Sanità pubblica

L’ostetrica: “Stanno smantellando la sanità pubblica”

Il 24 giugno la Funzione Pubblica Cgil scenderà in piazza in difesa della sanità pubblica. Un settore che ogni giorno di più presenta le ferite inflitte da anni e anni di disinvestimento. Perché partecipare alla manifestazione? Può chiarire le idee il confronto che abbiamo avuto con Roberta, ostetrica da 25 anni e cittadina che vive le inefficienze del Servizio Sanitario Nazionale quotidianamente, come tante altre persone.

Ci racconti brevemente la tua esperienza lavorativa?

Nel corso della mia carriera lavorativa ho avuto modo di lavorare sia nella sanità pubblica che in quella privata. Nel 1998 sono entrata nell’Azienda USL Toscana Centro e tutt’ora qui ricopro la mansione di ostetrica dopo una breve parentesi nel settore privato durata fino al 2003. Ho sempre preferito lavorare nella sanità pubblica piuttosto che in quella privata che, inevitabilmente, risponde a logiche economiche. In particolare, non mi è mai piaciuto il rapporto che veniva adottato con il paziente, che al contrario credo rappresenti una parte fondamentale del trattamento.

Quali sono le problematiche legate alla tua professione che hai avuto modo di riscontrare?

Da ostetrica a volte mi capita di avere a che fare con la mancanza di materiali e strumentazioni, che impiegano tanto ad arrivare e che spesso non coincidono con quello che è stato richiesto. Ma secondo me, nel mio settore specifico la problematica più grave è rappresentata dai consultori. Non riescono più a rispondere alle esigenze delle persone: le prime difficoltà si riscontrano già nella telefonata per prendere un appuntamento. Una volta la famiglia e la donna in gravidanza effettuavano un percorso con il consultorio che durava mesi prima e dopo la gravidanza. Ora è diventato tutto più complicato. Quello che invece dovremmo fare è seminare salute: ci vorrebbe un’ostetrica di famiglia che segua, conosca e tuteli i genitori e i bambini durante tutte le fasi, dall’infanzia alla vita adulta.

In che stato versa il Servizio Sanitario Nazionale e secondo te quale è la percezione che ne ha la cittadinanza?

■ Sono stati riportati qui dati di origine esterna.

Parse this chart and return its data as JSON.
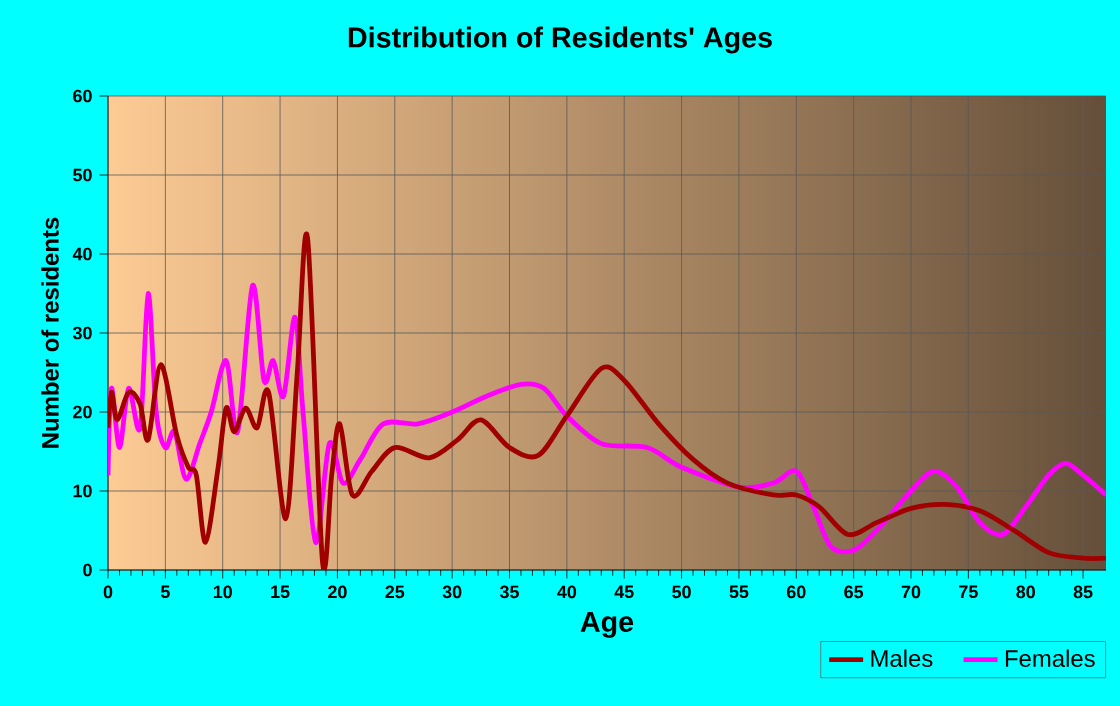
{
  "chart_data": {
    "type": "line",
    "title": "Distribution of Residents' Ages",
    "xlabel": "Age",
    "ylabel": "Number of residents",
    "xlim": [
      0,
      87
    ],
    "xticks": [
      0,
      5,
      10,
      15,
      20,
      25,
      30,
      35,
      40,
      45,
      50,
      55,
      60,
      65,
      70,
      75,
      80,
      85
    ],
    "ylim": [
      0,
      60
    ],
    "yticks": [
      0,
      10,
      20,
      30,
      40,
      50,
      60
    ],
    "grid": true,
    "legend": "bottom right",
    "marker": "none",
    "line_style": "solid",
    "series": [
      {
        "name": "Males",
        "color": "#a00000",
        "x": [
          0,
          0.3,
          0.8,
          1.8,
          2.8,
          3.5,
          4.6,
          6,
          7,
          7.7,
          8.5,
          9.6,
          10.3,
          11,
          12,
          13,
          14,
          15.5,
          16.5,
          17.4,
          18.7,
          19.5,
          20.2,
          21.3,
          23,
          25,
          28,
          30.5,
          32.5,
          35,
          37.5,
          40,
          43,
          45,
          48,
          51,
          54,
          58,
          60,
          62,
          64.5,
          67,
          70,
          73,
          76,
          79,
          82,
          85,
          87
        ],
        "values": [
          18,
          22.5,
          19,
          22.5,
          21,
          16.5,
          26,
          17,
          13,
          12,
          3.5,
          13,
          20.5,
          17.5,
          20.5,
          18,
          22.5,
          6.5,
          25,
          42,
          1,
          12,
          18.5,
          9.5,
          12.5,
          15.5,
          14.2,
          16.5,
          19,
          15.5,
          14.5,
          19.5,
          25.5,
          24,
          18.5,
          14,
          11,
          9.5,
          9.5,
          8,
          4.5,
          6,
          7.8,
          8.3,
          7.5,
          5,
          2.2,
          1.5,
          1.5
        ]
      },
      {
        "name": "Females",
        "color": "#ff00ff",
        "x": [
          0,
          0.3,
          1,
          1.8,
          2.8,
          3.5,
          4.2,
          5,
          5.8,
          6.8,
          8,
          9,
          10.3,
          11.3,
          12.6,
          13.6,
          14.4,
          15.3,
          16.3,
          17,
          18.1,
          19.3,
          20.5,
          22,
          24,
          27,
          30,
          33,
          36,
          38,
          40,
          43,
          47,
          50,
          55,
          58,
          60,
          61.5,
          63,
          65,
          67,
          70,
          72,
          74,
          76,
          78,
          80,
          82,
          83.5,
          85,
          87
        ],
        "values": [
          12,
          23,
          15.5,
          23,
          18,
          35,
          20,
          15.5,
          17.5,
          11.5,
          16,
          20,
          26.5,
          17.5,
          36,
          24,
          26.5,
          22,
          32,
          20,
          3.5,
          16,
          11,
          14,
          18.5,
          18.5,
          20,
          22,
          23.5,
          23,
          19.5,
          16,
          15.5,
          13,
          10.5,
          11,
          12.5,
          8,
          3,
          2.5,
          5,
          10,
          12.5,
          10.5,
          6,
          4.5,
          8,
          12,
          13.5,
          12,
          9.5
        ]
      }
    ]
  }
}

Il rapporto con la sanità pubblica da cittadina è molto complicato. Personalmente posso dire che per un’operazione oculistica mi è stata stimata un’attesa di 14 mesi. I cittadini, in generale, sono arrabbiati. Io lavoro in prima linea, al pronto soccorso, e qui le persone arrivano già alterate: sono aumentate le violenze e le aggressioni al personale, anche soltanto verbali. Sanno che dovranno affrontare una lunga attesa e il rischio a volte è anche quello di non avere risposte. Capita di sentirsi dire che c’è bisogno di fare un accertamento e che conviene farlo nel settore privato, perché in quello pubblico non c’è la possibilità. Il Servizio Sanitario Nazionale sta subendo uno smantellamento continuo e non ne siamo abbastanza consapevoli. È come la metafora della rana bollita: se mettessimo una rana dentro l’acqua bollente, questa schizzerebbe subito fuori. Mettendola invece nell’acqua fredda e cuocendola pian piano, questa finirebbe bollita senza accorgersi di nulla.

Perché è giusto scendere in piazza sabato 24 giugno a Roma in difesa della sanità pubblica e del diritto alla salute?

Come la rana, ci stiamo adattando ad una situazione spiacevole e stiamo accettando passivamente lo smantellamento della sanità e l’esternalizzazione di qualsiasi servizio. Bisogna farsi vedere, bisogna farsi sentire e far capire alle persone che la sanità pubblica è un bene inestimabile: non ci rendiamo conto di cosa abbiamo. Oggi capita ancora che si possa scegliere la strada della sanità privata quando c’è disponibilità economica o quando si vuole andare da uno specialista. La scelta è una bella cosa, ma quando si è costretti vuol dire che c’è un problema. La politica già conosce la situazione, ma non fa nulla per cambiarla. Dobbiamo scendere in piazza, alzare la voce e smuovere la coscienza delle persone.